Pentagon Must Make Tradeoffs Before Falling Budgets Force Haphazard Cuts
In a few short weeks the coronavirus pandemic has killed nearly 30,000 Americans and already cost nearly as much as the Iraq and Afghanistan wars combined.
The financial impact will be even greater when you consider that additional stimulus packages will be needed and tax revenues will also drop dramatically.
Washington was already running a $1 trillion deficit before the virus. Congress authorized $2.2 trillion in stimulus and economists estimate that tax revenues may be down by as much $1 trillion over the coming fiscal year.

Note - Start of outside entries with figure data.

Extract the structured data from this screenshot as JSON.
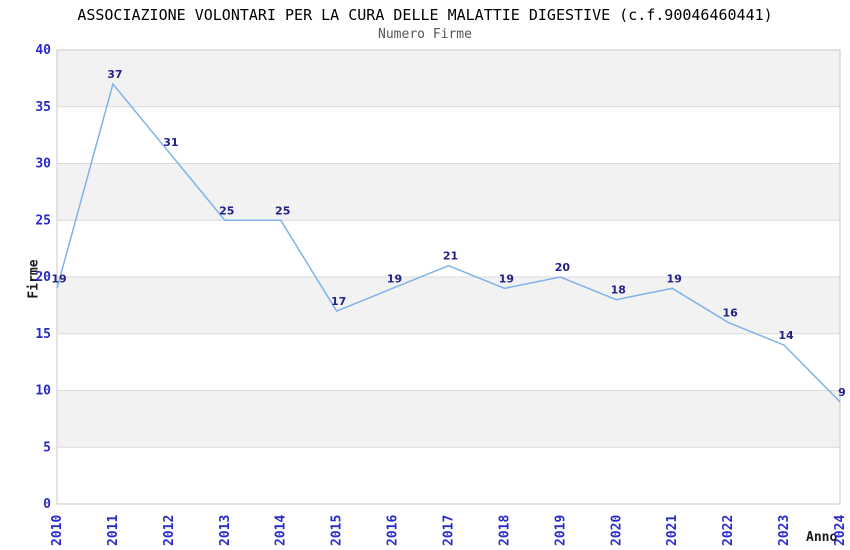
{
  "chart_data": {
    "type": "line",
    "title": "ASSOCIAZIONE VOLONTARI PER LA CURA DELLE MALATTIE DIGESTIVE (c.f.90046460441)",
    "subtitle": "Numero Firme",
    "xlabel": "Anno",
    "ylabel": "Firme",
    "x": [
      "2010",
      "2011",
      "2012",
      "2013",
      "2014",
      "2015",
      "2016",
      "2017",
      "2018",
      "2019",
      "2020",
      "2021",
      "2022",
      "2023",
      "2024"
    ],
    "values": [
      19,
      37,
      31,
      25,
      25,
      17,
      19,
      21,
      19,
      20,
      18,
      19,
      16,
      14,
      9
    ],
    "ylim": [
      0,
      40
    ],
    "yticks": [
      0,
      5,
      10,
      15,
      20,
      25,
      30,
      35,
      40
    ],
    "grid": true,
    "legend": "none",
    "bands": [
      [
        5,
        10
      ],
      [
        15,
        20
      ],
      [
        25,
        30
      ],
      [
        35,
        40
      ]
    ],
    "colors": {
      "line": "#7fb3e8",
      "point_label": "#222288",
      "tick_label": "#2929cc",
      "band": "#f2f2f2",
      "grid": "#d9d9d9",
      "border": "#c9c9c9",
      "title": "#000000",
      "subtitle": "#565656",
      "axis_label": "#1a1a1a"
    }
  }
}
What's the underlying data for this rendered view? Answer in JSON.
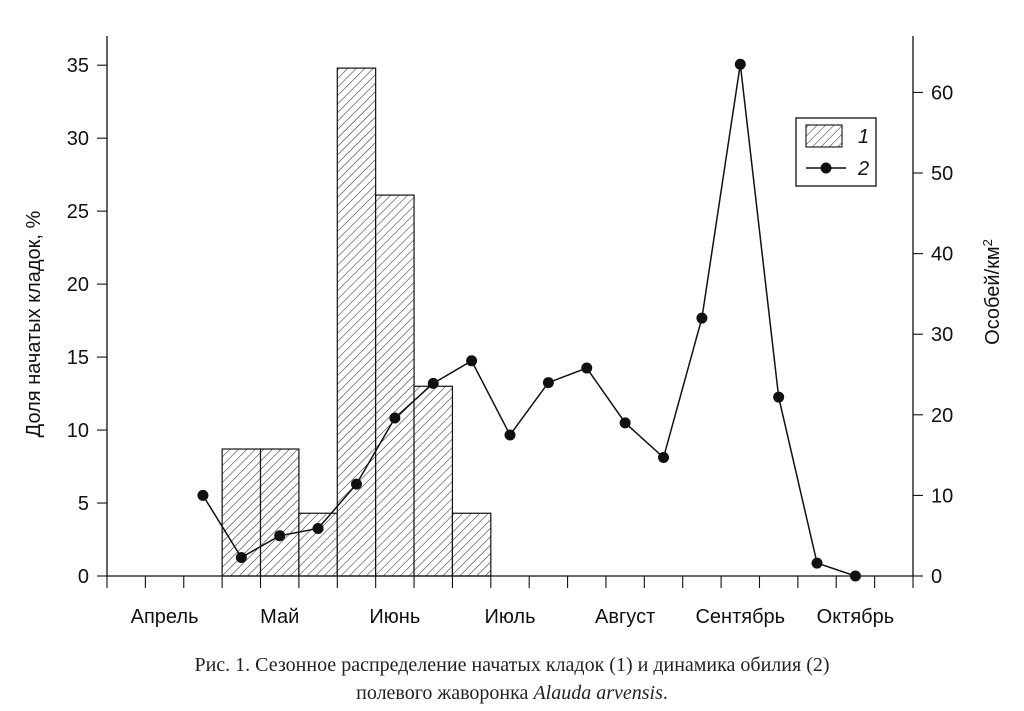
{
  "chart_data": {
    "type": "bar",
    "months": [
      "Апрель",
      "Май",
      "Июнь",
      "Июль",
      "Август",
      "Сентябрь",
      "Октябрь"
    ],
    "ylabel_left": "Доля начатых кладок, %",
    "ylabel_right": "Особей/км",
    "ylabel_right_sup": "2",
    "y_left_lim": [
      0,
      37
    ],
    "y_left_ticks": [
      0,
      5,
      10,
      15,
      20,
      25,
      30,
      35
    ],
    "y_right_lim": [
      0,
      67
    ],
    "y_right_ticks": [
      0,
      10,
      20,
      30,
      40,
      50,
      60
    ],
    "x_lim": [
      0,
      21
    ],
    "legend": {
      "position": "top-right",
      "entries": [
        "1",
        "2"
      ]
    },
    "series": [
      {
        "name": "1",
        "kind": "bar",
        "axis": "left",
        "bars": [
          {
            "x0": 3,
            "x1": 4,
            "value": 8.7
          },
          {
            "x0": 4,
            "x1": 5,
            "value": 8.7
          },
          {
            "x0": 5,
            "x1": 6,
            "value": 4.3
          },
          {
            "x0": 6,
            "x1": 7,
            "value": 34.8
          },
          {
            "x0": 7,
            "x1": 8,
            "value": 26.1
          },
          {
            "x0": 8,
            "x1": 9,
            "value": 13.0
          },
          {
            "x0": 9,
            "x1": 10,
            "value": 4.3
          }
        ]
      },
      {
        "name": "2",
        "kind": "line",
        "axis": "right",
        "points": [
          [
            2.5,
            10.0
          ],
          [
            3.5,
            2.3
          ],
          [
            4.5,
            5.0
          ],
          [
            5.5,
            5.9
          ],
          [
            6.5,
            11.4
          ],
          [
            7.5,
            19.6
          ],
          [
            8.5,
            23.9
          ],
          [
            9.5,
            26.7
          ],
          [
            10.5,
            17.5
          ],
          [
            11.5,
            24.0
          ],
          [
            12.5,
            25.8
          ],
          [
            13.5,
            19.0
          ],
          [
            14.5,
            14.7
          ],
          [
            15.5,
            32.0
          ],
          [
            16.5,
            63.5
          ],
          [
            17.5,
            22.2
          ],
          [
            18.5,
            1.6
          ],
          [
            19.5,
            0.0
          ]
        ]
      }
    ]
  },
  "caption": {
    "line1": "Рис. 1. Сезонное распределение начатых кладок (1) и динамика обилия (2)",
    "line2_prefix": "полевого жаворонка ",
    "line2_species": "Alauda arvensis",
    "line2_suffix": "."
  }
}
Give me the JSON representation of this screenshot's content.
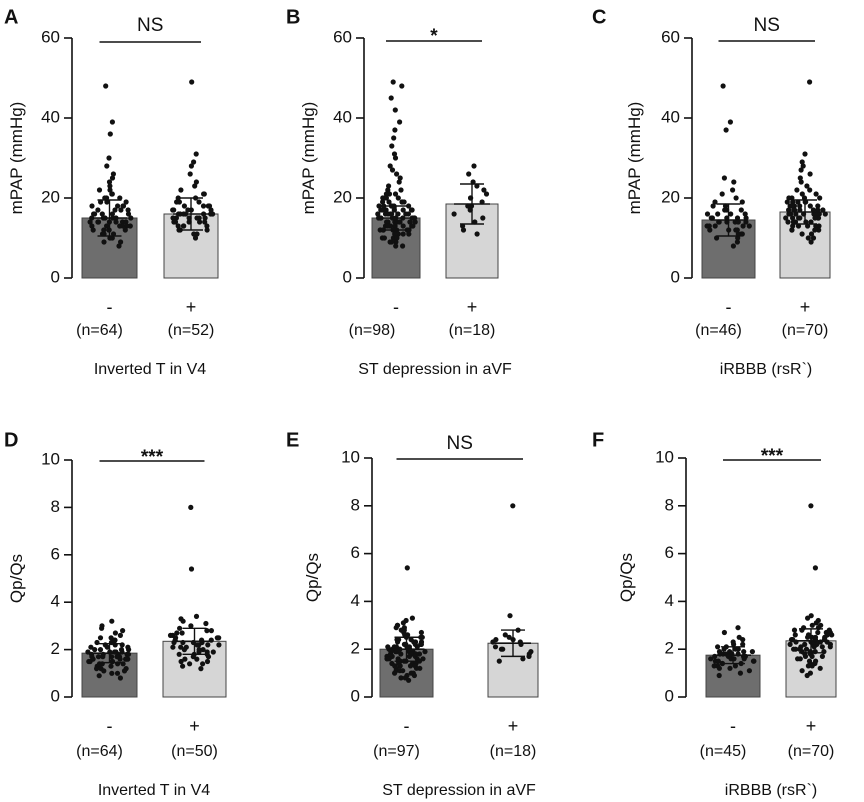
{
  "chart_data": [
    {
      "type": "bar",
      "panel": "A",
      "ylabel": "mPAP (mmHg)",
      "ylim": [
        0,
        60
      ],
      "yticks": [
        "0",
        "20",
        "40",
        "60"
      ],
      "significance": "NS",
      "xlabel": "Inverted T in V4",
      "categories": [
        "-",
        "+"
      ],
      "n_labels": [
        "(n=64)",
        "(n=52)"
      ],
      "means": [
        15,
        16
      ],
      "sd": [
        4.5,
        4
      ],
      "colors": [
        "#6e6e6e",
        "#d6d6d6"
      ],
      "points": [
        [
          48,
          39,
          36,
          30,
          28,
          26,
          25,
          24,
          23,
          22,
          22,
          21,
          21,
          20,
          20,
          20,
          19,
          19,
          19,
          18,
          18,
          18,
          18,
          17,
          17,
          17,
          17,
          16,
          16,
          16,
          16,
          16,
          15,
          15,
          15,
          15,
          15,
          15,
          14,
          14,
          14,
          14,
          14,
          14,
          14,
          13,
          13,
          13,
          13,
          13,
          13,
          12,
          12,
          12,
          12,
          12,
          11,
          11,
          11,
          10,
          10,
          9,
          9,
          8
        ],
        [
          49,
          31,
          29,
          28,
          26,
          24,
          23,
          22,
          21,
          21,
          20,
          20,
          19,
          19,
          19,
          18,
          18,
          18,
          18,
          17,
          17,
          17,
          17,
          17,
          16,
          16,
          16,
          16,
          16,
          16,
          16,
          15,
          15,
          15,
          15,
          15,
          15,
          14,
          14,
          14,
          14,
          14,
          13,
          13,
          13,
          13,
          12,
          12,
          12,
          11,
          11,
          10
        ]
      ]
    },
    {
      "type": "bar",
      "panel": "B",
      "ylabel": "mPAP (mmHg)",
      "ylim": [
        0,
        60
      ],
      "yticks": [
        "0",
        "20",
        "40",
        "60"
      ],
      "significance": "*",
      "xlabel": "ST depression in aVF",
      "categories": [
        "-",
        "+"
      ],
      "n_labels": [
        "(n=98)",
        "(n=18)"
      ],
      "means": [
        15,
        18.5
      ],
      "sd": [
        3,
        5
      ],
      "colors": [
        "#6e6e6e",
        "#d6d6d6"
      ],
      "points": [
        [
          49,
          48,
          45,
          42,
          39,
          37,
          35,
          33,
          31,
          30,
          28,
          27,
          26,
          25,
          24,
          23,
          22,
          22,
          21,
          21,
          21,
          20,
          20,
          20,
          20,
          19,
          19,
          19,
          19,
          19,
          18,
          18,
          18,
          18,
          18,
          18,
          17,
          17,
          17,
          17,
          17,
          17,
          17,
          16,
          16,
          16,
          16,
          16,
          16,
          16,
          16,
          15,
          15,
          15,
          15,
          15,
          15,
          15,
          15,
          15,
          14,
          14,
          14,
          14,
          14,
          14,
          14,
          14,
          14,
          13,
          13,
          13,
          13,
          13,
          13,
          13,
          13,
          12,
          12,
          12,
          12,
          12,
          12,
          12,
          11,
          11,
          11,
          11,
          11,
          10,
          10,
          10,
          10,
          9,
          9,
          9,
          8,
          8
        ],
        [
          28,
          26,
          24,
          23,
          22,
          21,
          20,
          20,
          19,
          18,
          18,
          17,
          16,
          15,
          14,
          13,
          12,
          11
        ]
      ]
    },
    {
      "type": "bar",
      "panel": "C",
      "ylabel": "mPAP (mmHg)",
      "ylim": [
        0,
        60
      ],
      "yticks": [
        "0",
        "20",
        "40",
        "60"
      ],
      "significance": "NS",
      "xlabel": "iRBBB (rsR`)",
      "categories": [
        "-",
        "+"
      ],
      "n_labels": [
        "(n=46)",
        "(n=70)"
      ],
      "means": [
        14.5,
        16.5
      ],
      "sd": [
        4,
        3
      ],
      "colors": [
        "#6e6e6e",
        "#d6d6d6"
      ],
      "points": [
        [
          48,
          39,
          37,
          25,
          24,
          22,
          21,
          20,
          19,
          19,
          18,
          18,
          17,
          17,
          17,
          16,
          16,
          16,
          16,
          15,
          15,
          15,
          15,
          15,
          14,
          14,
          14,
          14,
          14,
          14,
          13,
          13,
          13,
          13,
          13,
          12,
          12,
          12,
          12,
          11,
          11,
          11,
          10,
          10,
          9,
          8
        ],
        [
          49,
          31,
          29,
          28,
          27,
          26,
          25,
          24,
          23,
          22,
          22,
          21,
          21,
          20,
          20,
          20,
          20,
          19,
          19,
          19,
          19,
          19,
          18,
          18,
          18,
          18,
          18,
          18,
          17,
          17,
          17,
          17,
          17,
          17,
          17,
          16,
          16,
          16,
          16,
          16,
          16,
          16,
          16,
          15,
          15,
          15,
          15,
          15,
          15,
          15,
          14,
          14,
          14,
          14,
          14,
          14,
          13,
          13,
          13,
          13,
          13,
          12,
          12,
          12,
          12,
          11,
          11,
          10,
          10,
          9
        ]
      ]
    },
    {
      "type": "bar",
      "panel": "D",
      "ylabel": "Qp/Qs",
      "ylim": [
        0,
        10
      ],
      "yticks": [
        "0",
        "2",
        "4",
        "6",
        "8",
        "10"
      ],
      "significance": "***",
      "xlabel": "Inverted T in V4",
      "categories": [
        "-",
        "+"
      ],
      "n_labels": [
        "(n=64)",
        "(n=50)"
      ],
      "means": [
        1.85,
        2.35
      ],
      "sd": [
        0.4,
        0.55
      ],
      "colors": [
        "#6e6e6e",
        "#d6d6d6"
      ],
      "points": [
        [
          3.2,
          3.0,
          2.9,
          2.8,
          2.7,
          2.6,
          2.5,
          2.5,
          2.4,
          2.4,
          2.3,
          2.3,
          2.2,
          2.2,
          2.2,
          2.1,
          2.1,
          2.1,
          2.0,
          2.0,
          2.0,
          2.0,
          1.9,
          1.9,
          1.9,
          1.9,
          1.9,
          1.8,
          1.8,
          1.8,
          1.8,
          1.8,
          1.8,
          1.7,
          1.7,
          1.7,
          1.7,
          1.7,
          1.7,
          1.6,
          1.6,
          1.6,
          1.6,
          1.6,
          1.5,
          1.5,
          1.5,
          1.5,
          1.4,
          1.4,
          1.4,
          1.4,
          1.3,
          1.3,
          1.3,
          1.2,
          1.2,
          1.2,
          1.1,
          1.1,
          1.0,
          1.0,
          0.9,
          0.8
        ],
        [
          8.0,
          5.4,
          3.4,
          3.3,
          3.2,
          3.1,
          3.0,
          2.9,
          2.8,
          2.8,
          2.7,
          2.7,
          2.6,
          2.6,
          2.5,
          2.5,
          2.5,
          2.4,
          2.4,
          2.4,
          2.3,
          2.3,
          2.3,
          2.3,
          2.2,
          2.2,
          2.2,
          2.2,
          2.1,
          2.1,
          2.1,
          2.0,
          2.0,
          2.0,
          1.9,
          1.9,
          1.9,
          1.8,
          1.8,
          1.8,
          1.7,
          1.7,
          1.6,
          1.6,
          1.5,
          1.5,
          1.4,
          1.4,
          1.3,
          1.2
        ]
      ]
    },
    {
      "type": "bar",
      "panel": "E",
      "ylabel": "Qp/Qs",
      "ylim": [
        0,
        10
      ],
      "yticks": [
        "0",
        "2",
        "4",
        "6",
        "8",
        "10"
      ],
      "significance": "NS",
      "xlabel": "ST depression in aVF",
      "categories": [
        "-",
        "+"
      ],
      "n_labels": [
        "(n=97)",
        "(n=18)"
      ],
      "means": [
        2.0,
        2.25
      ],
      "sd": [
        0.5,
        0.55
      ],
      "colors": [
        "#6e6e6e",
        "#d6d6d6"
      ],
      "points": [
        [
          5.4,
          3.3,
          3.2,
          3.1,
          3.0,
          3.0,
          2.9,
          2.9,
          2.8,
          2.8,
          2.7,
          2.7,
          2.6,
          2.6,
          2.6,
          2.5,
          2.5,
          2.5,
          2.4,
          2.4,
          2.4,
          2.4,
          2.3,
          2.3,
          2.3,
          2.3,
          2.2,
          2.2,
          2.2,
          2.2,
          2.2,
          2.1,
          2.1,
          2.1,
          2.1,
          2.1,
          2.1,
          2.0,
          2.0,
          2.0,
          2.0,
          2.0,
          2.0,
          2.0,
          1.9,
          1.9,
          1.9,
          1.9,
          1.9,
          1.9,
          1.9,
          1.8,
          1.8,
          1.8,
          1.8,
          1.8,
          1.8,
          1.8,
          1.7,
          1.7,
          1.7,
          1.7,
          1.7,
          1.7,
          1.6,
          1.6,
          1.6,
          1.6,
          1.6,
          1.6,
          1.5,
          1.5,
          1.5,
          1.5,
          1.5,
          1.4,
          1.4,
          1.4,
          1.4,
          1.3,
          1.3,
          1.3,
          1.3,
          1.2,
          1.2,
          1.2,
          1.1,
          1.1,
          1.1,
          1.0,
          1.0,
          1.0,
          0.9,
          0.9,
          0.8,
          0.8,
          0.7
        ],
        [
          8.0,
          3.4,
          2.8,
          2.6,
          2.5,
          2.4,
          2.4,
          2.3,
          2.3,
          2.2,
          2.1,
          2.0,
          2.0,
          1.9,
          1.8,
          1.7,
          1.6,
          1.5
        ]
      ]
    },
    {
      "type": "bar",
      "panel": "F",
      "ylabel": "Qp/Qs",
      "ylim": [
        0,
        10
      ],
      "yticks": [
        "0",
        "2",
        "4",
        "6",
        "8",
        "10"
      ],
      "significance": "***",
      "xlabel": "iRBBB (rsR`)",
      "categories": [
        "-",
        "+"
      ],
      "n_labels": [
        "(n=45)",
        "(n=70)"
      ],
      "means": [
        1.75,
        2.35
      ],
      "sd": [
        0.35,
        0.5
      ],
      "colors": [
        "#6e6e6e",
        "#d6d6d6"
      ],
      "points": [
        [
          2.9,
          2.7,
          2.5,
          2.4,
          2.3,
          2.2,
          2.2,
          2.1,
          2.1,
          2.0,
          2.0,
          2.0,
          1.9,
          1.9,
          1.9,
          1.9,
          1.8,
          1.8,
          1.8,
          1.8,
          1.8,
          1.7,
          1.7,
          1.7,
          1.7,
          1.7,
          1.6,
          1.6,
          1.6,
          1.6,
          1.5,
          1.5,
          1.5,
          1.5,
          1.4,
          1.4,
          1.4,
          1.3,
          1.3,
          1.3,
          1.2,
          1.2,
          1.1,
          1.0,
          0.9
        ],
        [
          8.0,
          5.4,
          3.4,
          3.3,
          3.2,
          3.1,
          3.0,
          3.0,
          2.9,
          2.9,
          2.8,
          2.8,
          2.8,
          2.7,
          2.7,
          2.7,
          2.6,
          2.6,
          2.6,
          2.6,
          2.5,
          2.5,
          2.5,
          2.5,
          2.5,
          2.4,
          2.4,
          2.4,
          2.4,
          2.4,
          2.3,
          2.3,
          2.3,
          2.3,
          2.3,
          2.2,
          2.2,
          2.2,
          2.2,
          2.2,
          2.1,
          2.1,
          2.1,
          2.1,
          2.0,
          2.0,
          2.0,
          2.0,
          1.9,
          1.9,
          1.9,
          1.9,
          1.8,
          1.8,
          1.8,
          1.7,
          1.7,
          1.7,
          1.6,
          1.6,
          1.5,
          1.5,
          1.4,
          1.4,
          1.3,
          1.3,
          1.2,
          1.1,
          1.0,
          0.9
        ]
      ]
    }
  ]
}
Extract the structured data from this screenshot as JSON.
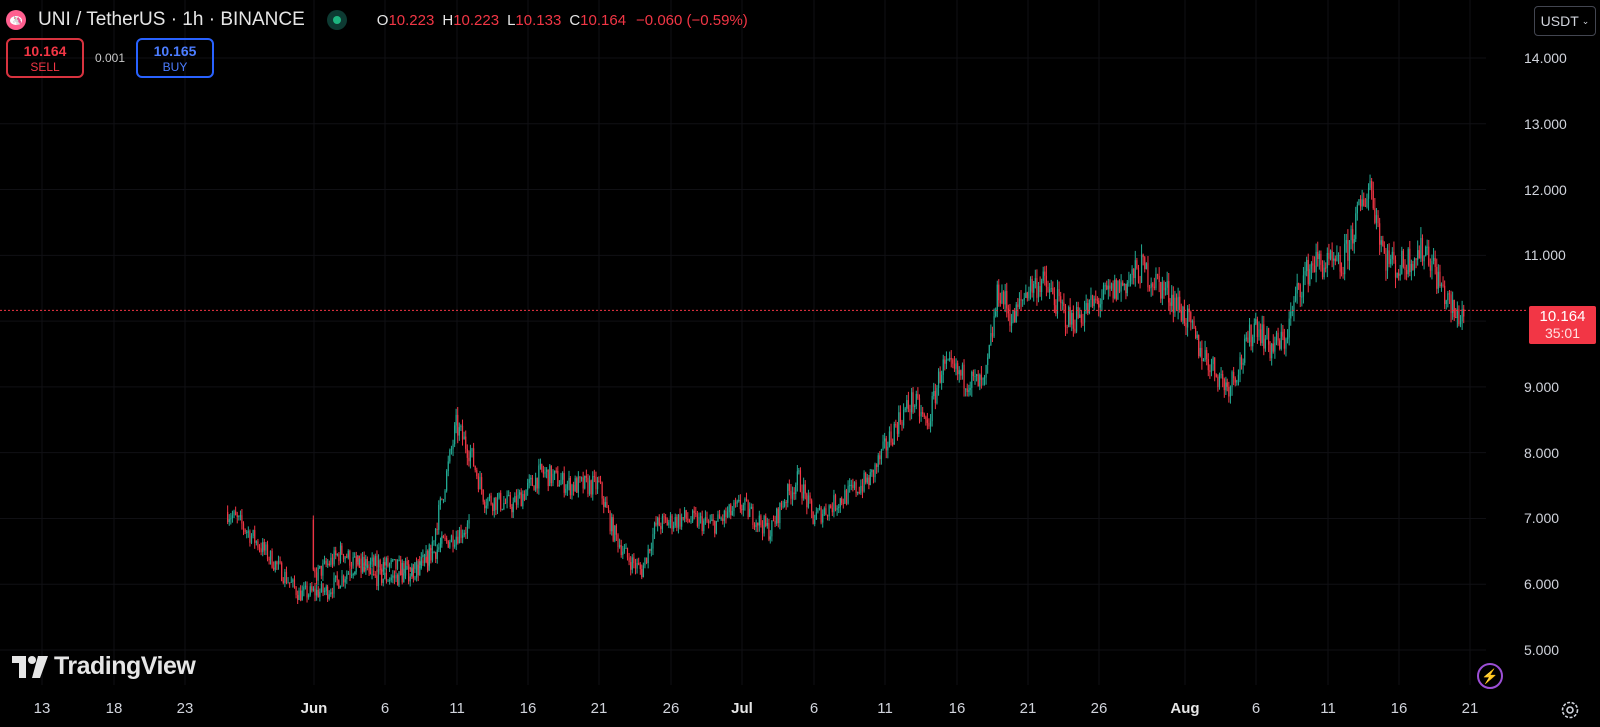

That’s potentially a $4 trillion increase to a national debt that late last year stood at a record $23 trillion. We managed to accumulate that debt despite an economy that experienced one of the longest bull runs in American history.
And stimulus costs are likely to keep growing as the crisis continues and unemployment continues to rise and persist for what could be a global depression.
Adding to the costs will be resources for state and local governments that also are groaning under debt, rising costs and falling revenue, constituting another challenge that will drive cuts in public services and workers. A debt default at the state level could trigger a wider financial crisis, a scenario that has long worried deficit hawks and savvy investors.
In the meantime, the solution appears to be to print more money.
All of which is to say that the US defense budget is unlikely to remain static, but face sharp downward pressure.
Whether defense spending should go up is immaterial. Yes, there is bipartisan support for continued defense investment as the United States steps up to counter rapidly improving Chinese and Russian capabilities.
The fiscal gravity, however, is inescapable. Defense spending will be cut, and likely cut more sharply than most expect. And further eating into available buying power will be the demand to invest in the military medical system to better prepare it for future pandemics.
Defense Secretary Mark Esper deserves credit for working to make tradeoffs knowing that even in good times his funding was going to be flat.
The era of nips and tucks, however, are over.
The Pentagon leadership must now consider hard choices that they have long been forestalling.
The framing question must be — what are the capabilities that will be vital to effectively deter a rival great power and if necessary, beat them?
Gen. David Berger, the Marine Corps commandant, should serve as a guide. His new strategy makes hard choices to address an adversary that has posed difficult problems for his force.
As Berger and his team have concluded, a China with increasingly precise long-range strike and area-denial weapons must drive a more agile, distributed force able to unleashing superior long-range firepower.
Washington no longer has the luxury of unnecessary duplication of capabilities, programs of incremental value, systems that are vulnerable or cause more logistical headaches than they solve.
The reassessment of America’s legacy platforms, concepts of operations and assumptions must be clinical, empirical and unsentimental.
Anything that poses novel and costly problems for our adversaries, holds their forces at risk, heightens their uncertainty or complicates every element of their planning deserves to be prioritized. Anything that doesn’t should be sacrificed to free resources for what will.